For the twenty-seventh time as a senior pastor, I will stand before a congregation this coming Lord’s Day to preach a Father’s Day message. I have always sensed an attitude of confidence preaching on this special occasion because I had the privilege of growing up in the home of a great dad. When Karen and I married in 1987, my father was my best man because, simply put, he was the best man I had ever met.
Art Amsbaugh was born in 1938, the sixth of nine children, into the home of an alcoholic. Dad was following a similar path of self-destruction until the Lord saved him on September 17, 1961. The transformation was unbelievable, and the Amsbaugh home became Christian in the fullest sense of that word.
My mom who had graduated high school with a 4.0 in Latin was offered a scholarship to study Latin in college. My mom turned down this scholarship in order to marry my father a week after her high school graduation. I have often said that mom turned down a Latin scholarship in order to study Art. Indeed, over the last 49 years, I, too, have been a student of Art. And I would like this Father’s Day to offer some poignant traits I learned from one of the best.
First, dad was a hard worker. For decades dad was employed at the Empire Detroit Steel plant in my hometown. His nickname at the plant was “racehorse” because he believed in getting to the finish line as quickly as possible. The company certainly got their money’s worth from Art. Even after dad was bought out by the steel company as manufacturing jobs were shipped overseas, he refused to have mom keep him. He went to work at a dry cleaner driving a delivery truck when his skill level was certainly light years beyond that. Dad believed that work was a man’s responsibility. We never had to worry about bill collectors or bankruptcy. The Bible says that the rest of a laboring man is sweet (Ecclesiastes 5:12), and Art proved it to be so.
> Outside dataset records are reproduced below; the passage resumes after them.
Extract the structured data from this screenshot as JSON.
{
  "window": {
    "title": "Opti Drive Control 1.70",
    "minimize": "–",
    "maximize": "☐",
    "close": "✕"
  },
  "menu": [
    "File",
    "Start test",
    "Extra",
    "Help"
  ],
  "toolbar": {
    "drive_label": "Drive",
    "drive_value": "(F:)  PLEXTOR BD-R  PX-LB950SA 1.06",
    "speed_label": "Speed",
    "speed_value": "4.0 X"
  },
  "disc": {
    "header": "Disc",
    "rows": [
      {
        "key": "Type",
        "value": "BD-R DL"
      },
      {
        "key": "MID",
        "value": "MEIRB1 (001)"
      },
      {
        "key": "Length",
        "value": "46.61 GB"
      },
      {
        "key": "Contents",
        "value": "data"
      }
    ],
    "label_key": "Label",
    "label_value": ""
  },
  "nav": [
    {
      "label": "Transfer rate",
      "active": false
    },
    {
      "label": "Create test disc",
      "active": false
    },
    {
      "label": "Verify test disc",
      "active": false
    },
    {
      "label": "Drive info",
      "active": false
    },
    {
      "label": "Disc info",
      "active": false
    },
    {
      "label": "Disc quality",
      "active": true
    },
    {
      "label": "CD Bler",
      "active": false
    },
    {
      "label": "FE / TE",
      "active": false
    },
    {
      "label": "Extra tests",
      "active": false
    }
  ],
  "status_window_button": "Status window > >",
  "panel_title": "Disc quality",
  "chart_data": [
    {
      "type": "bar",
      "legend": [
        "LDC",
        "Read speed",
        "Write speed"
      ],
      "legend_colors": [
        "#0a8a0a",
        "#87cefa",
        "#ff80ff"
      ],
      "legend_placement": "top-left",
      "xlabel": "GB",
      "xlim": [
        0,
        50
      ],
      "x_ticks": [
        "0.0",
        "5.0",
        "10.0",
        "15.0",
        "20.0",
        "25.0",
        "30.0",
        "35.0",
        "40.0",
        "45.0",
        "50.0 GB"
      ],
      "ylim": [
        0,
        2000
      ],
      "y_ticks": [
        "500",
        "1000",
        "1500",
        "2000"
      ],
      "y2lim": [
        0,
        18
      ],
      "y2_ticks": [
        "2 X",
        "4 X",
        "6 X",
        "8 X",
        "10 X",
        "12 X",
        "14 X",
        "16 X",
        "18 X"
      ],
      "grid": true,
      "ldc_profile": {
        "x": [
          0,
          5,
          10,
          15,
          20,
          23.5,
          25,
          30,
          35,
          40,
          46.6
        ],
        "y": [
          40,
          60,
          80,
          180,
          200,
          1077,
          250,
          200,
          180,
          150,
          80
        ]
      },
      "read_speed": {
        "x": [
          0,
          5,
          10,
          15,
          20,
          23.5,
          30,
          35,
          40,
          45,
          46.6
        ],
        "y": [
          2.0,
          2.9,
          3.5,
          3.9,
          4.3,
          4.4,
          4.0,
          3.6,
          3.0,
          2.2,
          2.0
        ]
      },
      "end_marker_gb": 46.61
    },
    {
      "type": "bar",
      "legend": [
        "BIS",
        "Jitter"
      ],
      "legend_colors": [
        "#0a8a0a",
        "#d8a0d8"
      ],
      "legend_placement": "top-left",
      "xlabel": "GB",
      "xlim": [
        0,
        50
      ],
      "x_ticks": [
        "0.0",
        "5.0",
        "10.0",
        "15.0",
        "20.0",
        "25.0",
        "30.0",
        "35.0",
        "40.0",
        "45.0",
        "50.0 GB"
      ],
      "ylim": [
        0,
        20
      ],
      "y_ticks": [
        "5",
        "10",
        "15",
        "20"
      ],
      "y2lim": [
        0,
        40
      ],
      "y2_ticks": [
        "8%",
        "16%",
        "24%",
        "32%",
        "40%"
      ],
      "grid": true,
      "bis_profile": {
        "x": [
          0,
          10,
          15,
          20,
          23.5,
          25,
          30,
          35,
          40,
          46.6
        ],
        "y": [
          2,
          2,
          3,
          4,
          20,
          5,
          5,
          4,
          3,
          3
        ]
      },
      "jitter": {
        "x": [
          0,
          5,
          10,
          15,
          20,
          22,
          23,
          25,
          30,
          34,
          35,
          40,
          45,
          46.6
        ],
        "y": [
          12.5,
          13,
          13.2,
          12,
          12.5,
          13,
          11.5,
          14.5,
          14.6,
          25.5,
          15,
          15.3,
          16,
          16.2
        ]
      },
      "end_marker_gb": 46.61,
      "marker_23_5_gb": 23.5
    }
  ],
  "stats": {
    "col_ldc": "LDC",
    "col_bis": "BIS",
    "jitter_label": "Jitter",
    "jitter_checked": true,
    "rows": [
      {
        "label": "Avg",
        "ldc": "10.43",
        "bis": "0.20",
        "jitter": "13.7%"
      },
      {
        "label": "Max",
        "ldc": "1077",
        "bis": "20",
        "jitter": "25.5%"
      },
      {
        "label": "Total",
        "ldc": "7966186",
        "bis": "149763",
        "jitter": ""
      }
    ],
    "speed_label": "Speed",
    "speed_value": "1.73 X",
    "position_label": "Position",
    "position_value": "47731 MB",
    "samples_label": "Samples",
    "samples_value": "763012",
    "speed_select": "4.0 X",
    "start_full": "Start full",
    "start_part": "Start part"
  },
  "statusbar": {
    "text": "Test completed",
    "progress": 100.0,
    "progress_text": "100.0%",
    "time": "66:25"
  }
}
Second, dad loved mom. To be sure, mom was a Proverbs 31 woman; she was virtuous. But dad treated her as the queen of the house. He honored her with his time, treasure, and tongue. Dad raced home to spend time with the woman of his dreams and never frittered time away with the boys. Special occasions such as anniversaries and birthdays were never forgotten. And often there were gifts for mom “just because” he loved her. I never remember dad demeaning mom verbally. My sister and I derived great security from the love that dad showered upon our mother. Our dad was the embodiment of an Ephesians 5 man.
Dad also had an uncanny way of shepherding our heart. Christianity was always more than twenty minutes of devotions and three services a week. Christianity was something we lived 24/7. Dad was never satisfied with us conforming to a code externally to cover up internal corruption. Heart attitudes were of supreme importance. Holiness was always from the inside out. Though we lived in a separated home, we never were permitted to have a “holier than thou” attitude. Dad worked as a bus worker at our local church, and thousands of kids trusted Christ as a result of “Uncle Art” making his way into the projects. Dad loved people. And this propelled in his children a love rather than disdain for ministry.
And for me personally, dad was never threatened by the differences that existed between us. My dad is extremely strong; I am anemically weak. My dad was academically challenged; I have two earned doctorates. Many fathers want their children to grow up to be exactly like them. For me, this would have been impossible. Dad, however, was never frustrated by our differences. He encouraged me to be the best “me” I could be. He never tried to make me a carbon copy of himself. I think this was huge in helping me grow up with admiration rather than resentment of my father. As they say, opposites attract.
And finally, I would venture to say that dad’s lack of academia was to a great degree an asset rather than a liability. Dad governed life with common sense that so many academicians miss. His ability to defuse tense situations with humor rather than logic and his ability to discern exactly how to say something in a way in which it could be received were both admirable traits. Ironically, some of the most talented people make some of the most untalented parents. Accomplishments of children are often brushed aside to talk about “my days in the Army” or “my championship trophy.” No such talk ever proceeded from the lips of our dad.
And so here’s to Art Amsbaugh on this 2014 Father’s Day. When my mom declined that Latin scholarship 54 years ago to study Art, she made a very wise decision. I, too, have become an Art student. And my life has been enriched because of my Art appreciation.